Symphony No.7 in E [Nowak Edition]Beethoven
Egmont, Op.84 Overture
The Creatures of Prometheus, Op.43 Overture
Sir John Barbirolli
Bruckner recorded in the Free Trade Hall, Manchester on 26 April 1967; Egmont from Free Trade Hall on 1 December 1966; Prometheus recorded in the Royal Festival Hall, London on 30 April 1969
Reviewed by: Rob Pennock
Reviewed: November 2006
CD No: BBC LEGENDS
Duration: 77 minutes
The first time I came across Barbirolli’s Bruckner was when I picked up a BBC Classics CD of the Eighth Symphony and I then acquired ‘pirate’ US discs of the last three symphonies with the Berlin Philharmonic – of which more anon. BBC Legends has since released Bruckner 8 and 9 with the Hallé Orchestra and both performances display that Barbirolli – thank heavens – doesn’t hang around in these sprawling masterpieces, and this Seventh clocks in at a sprightly 62 minutes. I am not greatly bothered about editions, but do prefer to have the cymbal crash at the climax of the slow movement as you get here in Leopold Nowak’s edition (or when the percussion is added to Robert Haas’s publication. Barbirolli’s Eighth (now on BBC Legends) was widely acclaimed as a great performance, but the Hallé Ninth (also Legends) divided opinion, as I imagine No.7 will too.

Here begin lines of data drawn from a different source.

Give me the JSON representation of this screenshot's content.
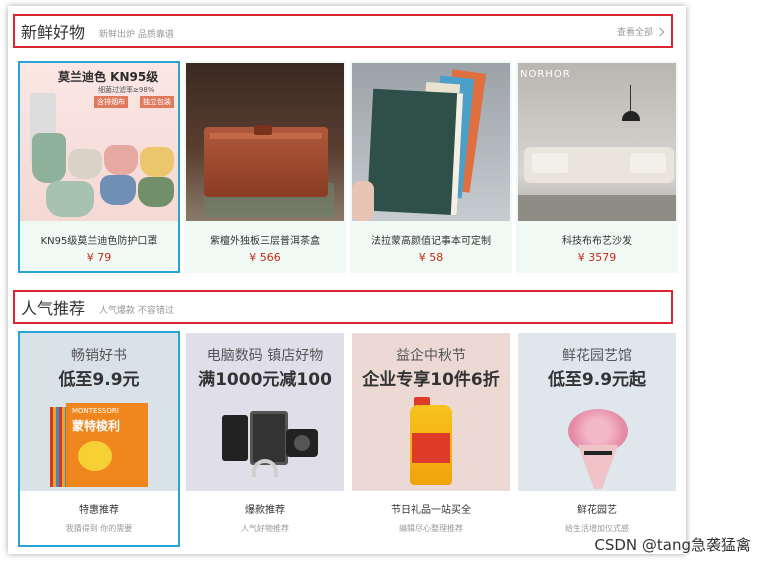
{
  "sections": {
    "fresh": {
      "title": "新鲜好物",
      "subtitle": "新鲜出炉 品质靠谱",
      "more": "查看全部",
      "products": [
        {
          "name": "KN95级莫兰迪色防护口罩",
          "price": "¥ 79",
          "img_line1": "莫兰迪色 KN95级",
          "img_line2": "细菌过滤率≥98%",
          "img_tag1": "含排烟布",
          "img_tag2": "独立包装"
        },
        {
          "name": "紫檀外独板三层普洱茶盒",
          "price": "¥ 566"
        },
        {
          "name": "法拉蒙高颜值记事本可定制",
          "price": "¥ 58"
        },
        {
          "name": "科技布布艺沙发",
          "price": "¥ 3579",
          "img_brand": "NORHOR"
        }
      ]
    },
    "popular": {
      "title": "人气推荐",
      "subtitle": "人气爆款 不容错过",
      "items": [
        {
          "name": "特惠推荐",
          "sub": "我猜得到 你的需要",
          "banner1": "畅销好书",
          "banner2": "低至9.9元",
          "book_text1": "MONTESSORI",
          "book_text2": "蒙特梭利"
        },
        {
          "name": "爆款推荐",
          "sub": "人气好物推荐",
          "banner1": "电脑数码 镇店好物",
          "banner2": "满1000元减100"
        },
        {
          "name": "节日礼品一站买全",
          "sub": "编辑尽心整理推荐",
          "banner1": "益企中秋节",
          "banner2": "企业专享10件6折"
        },
        {
          "name": "鲜花园艺",
          "sub": "给生活增加仪式感",
          "banner1": "鲜花园艺馆",
          "banner2": "低至9.9元起"
        }
      ]
    }
  },
  "watermark": "CSDN @tang急袭猛禽",
  "colors": {
    "section_border": "#d9262f",
    "highlight_border": "#27a4d8",
    "price": "#c52a1a"
  }
}
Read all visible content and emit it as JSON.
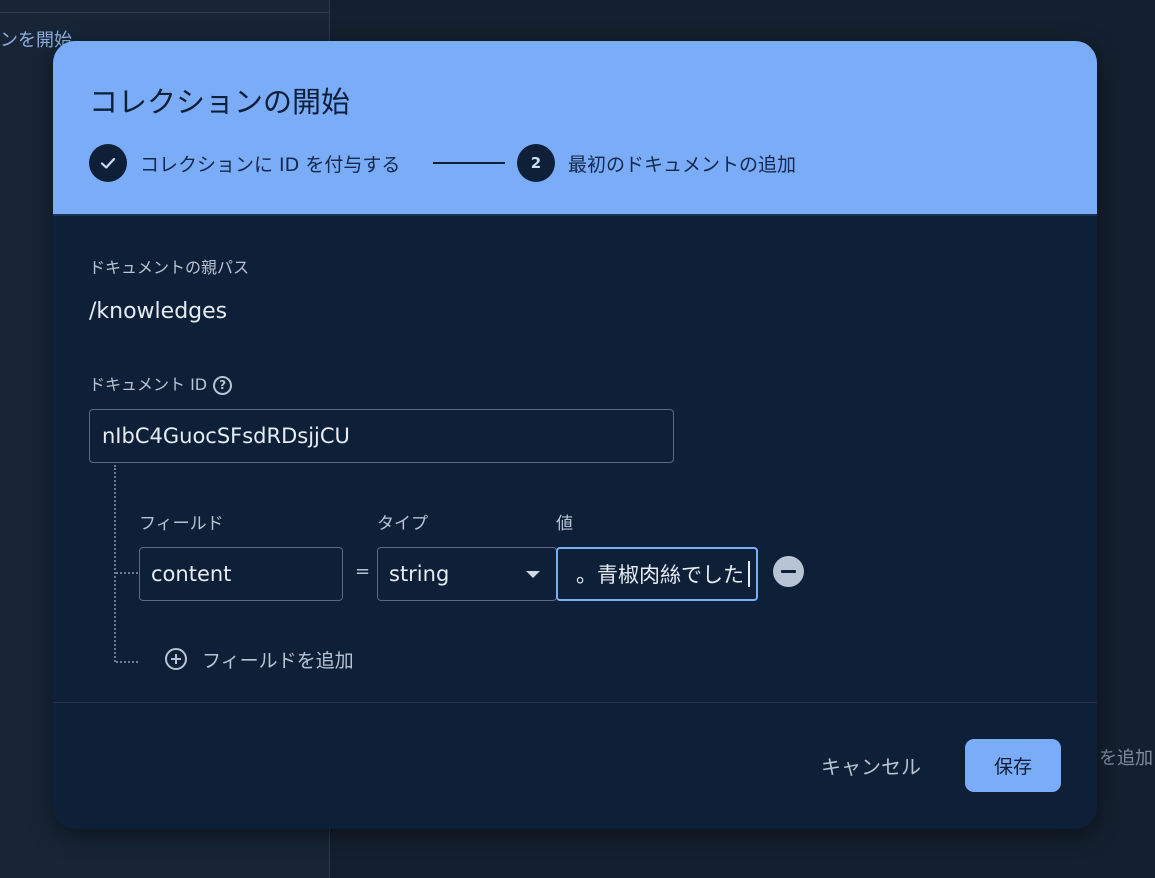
{
  "background": {
    "left_text": "ンを開始",
    "right_text": "を追加"
  },
  "dialog": {
    "title": "コレクションの開始",
    "steps": [
      {
        "marker": "✓",
        "label": "コレクションに ID を付与する",
        "status": "done"
      },
      {
        "marker": "2",
        "label": "最初のドキュメントの追加",
        "status": "active"
      }
    ],
    "parent_path_label": "ドキュメントの親パス",
    "parent_path_value": "/knowledges",
    "document_id_label": "ドキュメント ID",
    "document_id_value": "nIbC4GuocSFsdRDsjjCU",
    "columns": {
      "field": "フィールド",
      "type": "タイプ",
      "value": "値"
    },
    "field_row": {
      "name": "content",
      "equals": "=",
      "type": "string",
      "value": "青椒肉絲でした。"
    },
    "add_field_label": "フィールドを追加",
    "cancel_label": "キャンセル",
    "save_label": "保存"
  },
  "colors": {
    "header_bg": "#7aacf7",
    "dialog_bg": "#0e2037",
    "accent": "#7aacf7"
  }
}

Barbirolli – like Toscanini – often brought lyrical fluidity to Austro-German music and the first subject of Bruckner’s opening movement is sung elegiacally with subtle use of portamento. There is some lack of tension in the remainder of the somewhat meandering exposition, but tempo changes are kept to a minimum (more a feature of Haas’s editing). Throughout the movement there is textural clarity and a fine balancing of instrumental lines and the climaxes do grow naturally; nevertheless it is only in the melancholic string-led sections that Barbirolli seems completely at one with the music.
Similarly, in the Adagio, the string lines sing and the tempo is never allowed to wildly fluctuate, but the overall effect is slightly tentative and, paradoxically – given the control of tempo –, there is a lack of inevitability and coherence to the music-making. The scherzo is let down by tentative string playing at the opening, and here one cannot but think of the filmed rehearsal sequence in which Barbirolli spends ages trying to get the Hallé’s lower strings to correctly articulate this passage. Unfortunately throughout the outer sections of the movement there is a lack of real power and drive, although the gorgeously phrased trio brings some compensation. Much the same can be said of the finale; the tempo is fine and, for the most part, maintained, but there is a sense of tiredness, and a lack of real conviction and concentration. Having said that I would still much rather hear Barbirolli’s undoubted humanity and fleetness than the hopelessly bloated sprawl of say – amongst many others – Celibidache.
In the Beethoven overtures Barbirolli conducts a fine, but slightly under-powered Egmont (the sound of which, as for the Bruckner, carries distortion and a restricted dynamic range) and one of the greatest performances of Prometheus I have heard. Here there is a very slow, and commanding, introduction – which will have ‘authentic’ instrument followers turning in their antiseptic graves – and this gives way to a beautifully sprung and phrased allegro. The whole work dances by with biting f and ff chords and a real sense of humour and drama.
Cue the Berlin Philharmonic and Barbirolli in Bruckner. One of the things that let this performance of the Seventh Symphony down is the playing of the Hallé. In Berlin the massed strings are a joy, there is a blazing conviction to the playing, and Barbirolli’s control and concentration is total. In comparison the Hallé sounds imprecise and lightweight, and in all three symphonies (7-9) from Berlin the slow movements are more spacious and the scherzos have enormous bite and attack. So one can only hope that Testament, say, can acquire the RIAS Berlin tapes of these great performances – until this happens I will stick with my ‘pirates’.